Agricoltura, la frontiera dei biostimolanti vale 5 miliardi in Europa

Agricoltura, la frontiera dei biostimolanti vale 5 miliardi in Europa

Chi ha mai immaginato che si potesse migliorare la produzione agricola facendo ricorso alle alghe? O che strumenti di resilienza si potessero individuare a partire da commodity come riso, soia, piante aromatiche ed erba medica? O che, ancora, invece di combatterli si potessero selezionare batteri in grado di migliorare la produttività delle piante e la qualità dei prodotti?

È la nuova frontiera dei biostimolanti, promettente segmento della ricerca nel settore dei fertilizzanti e dei mezzi tecnici di supporto alla produzione agroalimentare individuati all’interno del ventaglio di strumenti disponibili in natura (partendo da materie prime di origine vegetale o animale) favorendo inoltre un importante salto di qualità anche sul terreno della sostenibilità ambientale delle produzioni.

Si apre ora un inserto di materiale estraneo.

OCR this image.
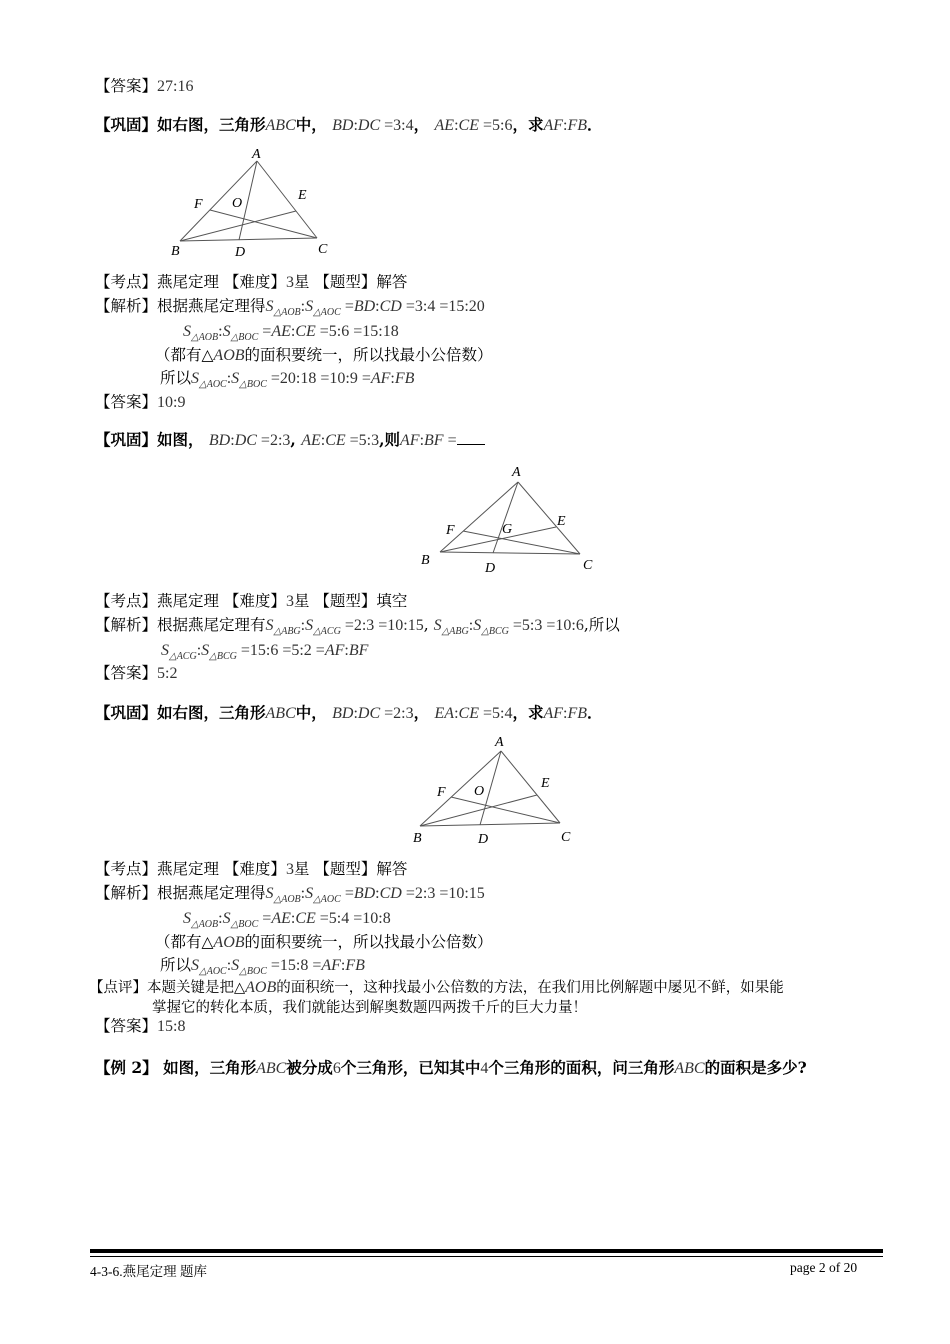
【答案】27:16
【巩固】如右图，三角形ABC中， BD:DC =3:4， AE:CE =5:6，求AF:FB．
A
B	C
D
E
F O
【考点】燕尾定理 【难度】3星 【题型】解答
【解析】根据燕尾定理得$S_{\triangle AOB}:S_{\triangle AOC}$ =BD:CD =3:4 =15:20
$S_{\triangle AOB}:S_{\triangle BOC}$ =AE:CE =5:6 =15:18
（都有△AOB的面积要统一，所以找最小公倍数）
所以$S_{\triangle AOC}:S_{\triangle BOC}$ =20:18 =10:9 =AF:FB
【答案】10:9
【巩固】如图， BD:DC =2:3, AE:CE =5:3,则AF:BF =
A
B	C
D
E
F	G
【考点】燕尾定理 【难度】3星 【题型】填空
【解析】根据燕尾定理有$S_{\triangle ABG}:S_{\triangle ACG}$ =2:3 =10:15, $S_{\triangle ABG}:S_{\triangle BCG}$ =5:3 =10:6,所以
$S_{\triangle ACG}:S_{\triangle BCG}$ =15:6 =5:2 =AF:BF
【答案】5:2
【巩固】如右图，三角形ABC中， BD:DC =2:3， EA:CE =5:4，求AF:FB．
A
B	C
D
E
F O
【考点】燕尾定理 【难度】3星 【题型】解答
【解析】根据燕尾定理得$S_{\triangle AOB}:S_{\triangle AOC}$ =BD:CD =2:3 =10:15
$S_{\triangle AOB}:S_{\triangle BOC}$ =AE:CE =5:4 =10:8
（都有△AOB的面积要统一，所以找最小公倍数）
所以$S_{\triangle AOC}:S_{\triangle BOC}$ =15:8 =AF:FB
【点评】本题关键是把△AOB的面积统一，这种找最小公倍数的方法，在我们用比例解题中屡见不鲜，如果能
掌握它的转化本质，我们就能达到解奥数题四两拨千斤的巨大力量！
【答案】15:8
【例 2】 如图，三角形ABC被分成6个三角形，已知其中4个三角形的面积，问三角形ABC的面积是多少?
4-3-6.燕尾定理 题库	page 2 of 20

La sfida, sempre più ambiziosa, è ormai chiara a tanti: aumentare la produzione agroalimentare per una popolazione mondiale in crescita e in un quadro di cambiamento climatico riducendo al tempo stesso l’impatto ambientale. Una sfida articolata alla quale è possibile dare risposta solo affidandosi alla ricerca scientifica perché solo mediante la ricerca è possibile individuare strumenti e metodologie per preservare la produzione agricola da eventi atmosferici estremi e stress ambientali (temperature elevate, siccità, salinità eccessiva), diffondere le tecniche agricole in territori in passato considerati poco vocati, aumentare la resilienza delle piante, la loro produttività e la qualità dei prodotti nelle aree invece nelle quali la produzione agroalimentare è consolidata.

I biostimolanti agiscono lungo due direttrici: o migliorando direttamente le performance vegetali oppure favorendo un generale miglioramento della “rizosfera” ovvero l’habitat nel quale la pianta vive. Quindi il terreno che circonda le radici e che contiene acqua, sali minerali, composti organici e una molteplicità di microrganismi che possono interagire con le radici stesse della pianta, modulandone il nutrimento, la crescita e la resistenza agli stress ambientali.